California's North Coast
Marin, Sonoma, and Mendocino counties are home to some of California’s most majestic natural landmarks. Towering coastal redwood trees, the tallest trees in the world, can be admired at Muir Woods National Monument and the quieter Hendy Woods, Armstrong Redwoods, and Montgomery Woods State Parks. Most of California’s north coast along scenic Highway 1 is protected. Point Reyes is home to fighting elephant seals and a heard of Tule Elks. Harbor seals dot the beaches of Sonoma Coast and MacKerricher State Parks. Fort Ross State Park contains one of four remaining Russian colonial buildings in the United States, where Russian settlers traded goods for beaver pelts. Dramatic sandstone formations can be seen at Salt Point State Park.
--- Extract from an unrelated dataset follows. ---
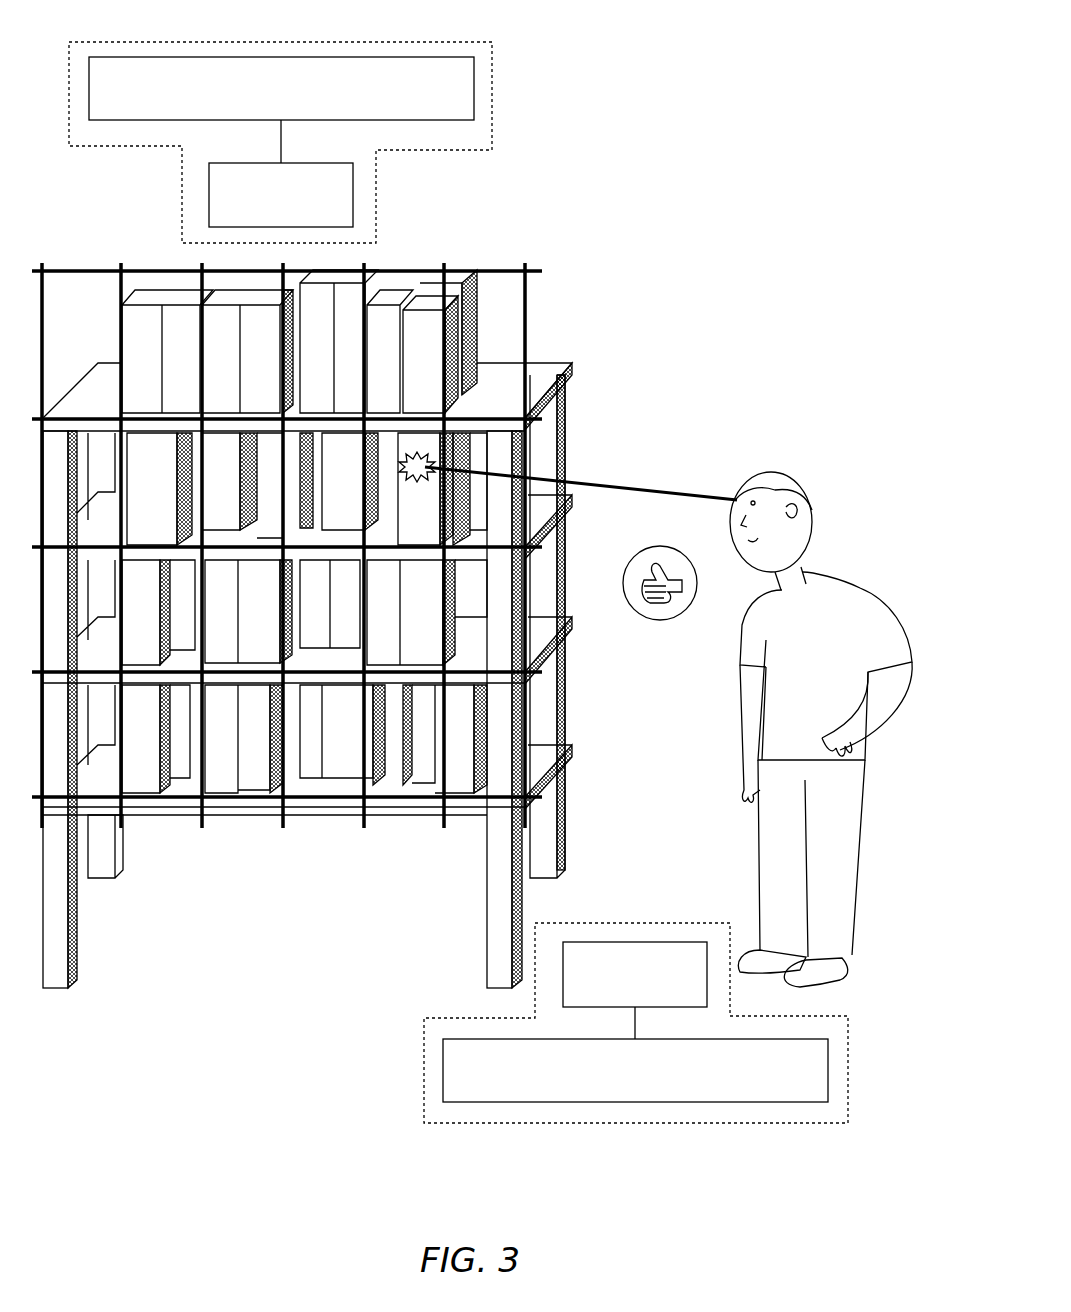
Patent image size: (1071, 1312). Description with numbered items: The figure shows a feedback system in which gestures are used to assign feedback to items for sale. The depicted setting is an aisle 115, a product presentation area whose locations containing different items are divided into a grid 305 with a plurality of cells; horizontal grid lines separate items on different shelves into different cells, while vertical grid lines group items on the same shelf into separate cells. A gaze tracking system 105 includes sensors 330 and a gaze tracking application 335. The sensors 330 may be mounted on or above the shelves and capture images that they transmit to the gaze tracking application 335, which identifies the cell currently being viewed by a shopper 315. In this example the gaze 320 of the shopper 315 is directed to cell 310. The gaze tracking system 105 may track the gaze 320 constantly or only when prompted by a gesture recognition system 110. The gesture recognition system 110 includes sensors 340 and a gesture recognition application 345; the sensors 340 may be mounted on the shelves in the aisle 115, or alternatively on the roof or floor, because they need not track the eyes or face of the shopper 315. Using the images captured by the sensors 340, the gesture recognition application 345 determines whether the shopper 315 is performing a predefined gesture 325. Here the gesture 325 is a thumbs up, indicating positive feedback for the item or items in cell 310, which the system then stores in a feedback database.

Delicate Pygmy forests can be observed at Jug Handle and Van Damme State Parks. More inland, the Valley of the Moon (Sonoma Valley), Russian River Valley, and Anderson Valley produce some of California’s finest Cabernet Sauvignon and Pinot Noir in quieter settings compared to Napa’s flashiness. Literature and biosecurity enthusiasts should not miss Jack London State Park, where the author’s home stood and burned. His innovative state-of-the-art Pig Palace drew mockery from neighboring farmers at the time but is now regarded as one of the first attempts to introduce modern and efficient biosecurity to livestock farming. Charming towns, such as Mendocino, Sebastopol, Healdsburg, Glen Ellen, and Sonoma, populate scenic Highways 128 and 12 and offer some of California’s best culinary experiences. Excellent breweries can be found in Fort Bragg, Boonville, Healdsburg, and the greater Santa Rosa area, whilst the region is also known for its artisanal cheese production.